The advantages of this approach are that:
- It makes very clear that your costs are increasing as a result of
your girlfriend moving in with you-- more food, household supplies,
sharing of the things you already purchased for yourself, etc.
- It gives your girlfriend an opportunity to offer money, instead of
you asking her for it. She may not do this, of course, but if she
does, then you'll be pretty safe from your relationship being ruined.
- It offers the opportunity for your girlfriend to lay out to you some
of her actual cost of living. Does she like premium bathroom
products, while you prefer cheaper versions? If you share shampoo,
might she go through it at a faster rate than you. You can talk about
that here, rather than after resentment has been simmering for
months.
- It allows you to know what sorts of things you'll need to buy, and in
what amounts, and at what intervals. This takes care of concerns
about you being shoehorned into buying things exclusively for her,
like clothing (I assume you won't share wardrobes), and discuss the
cost of things you'll both use.
- It gives an opportunity to discuss future events (while she's waiting
for her job, this situation will be A, and once she has it the
situation will be B, and when she has to go to school it will be C).
These conversations will likely need to happen anyways, and if you
talk about it now there will be less room for misunderstandings down
the line.
- It prevents miscommunications and mismatched assumptions from
building, then exploding, in the future. Her offer to pay for
electricity and water might seem fine until she sees how much those
actually cost in your home with both of you living there-- maybe you
like long showers, or have a series of BitCoin mining rigs running 24/7, or
whatever. It can be a problem agreeing to pay for a category rather
than paying a specific dollar amount.
- Budgets are about more than required expenses. A good budget includes
categories like savings accounts, retirement funds, emergency liquid
assets, and things like that. You can make explicit that you want,
and intend, to put money towards those things. This might be less
clear if you both just divide strictly necessary expenses.
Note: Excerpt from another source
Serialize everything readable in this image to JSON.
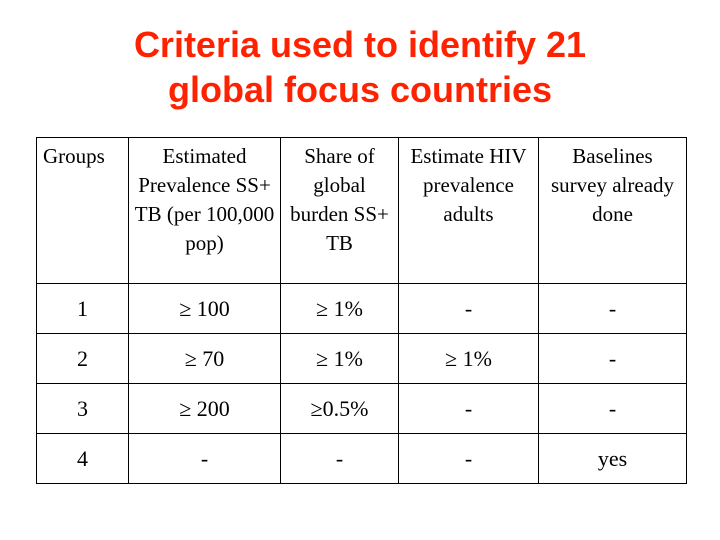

- You can revisit the budget as needed. It's a document which will
continue to exist, and so if something changes (you use more of some
product than she thought, and she feels the payments are unfair, or
whatever) you can discuss those changes within the framework of the
overall budget rather than getting fixated on individual issues when
they arise (or boil over). You'll both have the same starting point,
which you've both agreed to, for discussion.
After preparing the new budget it will be a lot clearer how expenses will be divided, and you can address any concerns about unequally sharing the burden immediately. If you feel she's not offering enough money, you can point to the budget and show how and where you feel there is a problem and discuss it directly.
As an aside, I'll also recommend not treating your own expenses as necessary and hers as discretionary (e.g., it's true that you'd be paying rent whether she lives with you or not, but only you allowing her to move in with you allows her to escape from that expense for herself). I would presume that if you decided to move in with her she wouldn't offer to take on all of the rent herself, even though it's a symmetrical situation-- in my experience, this type of position tends to be an argument of personal convenience, not enduring principle.
It might be totally fine, but it also might not. If the only kind of relationship she'll accept is one in which you subsidize her lifestyle at the expense of things that are important to you, and you don't want that, then the relationship is unlikely to work out whatever you do. I think you'll both be happier working together with an agreed-upon outlook for your finances.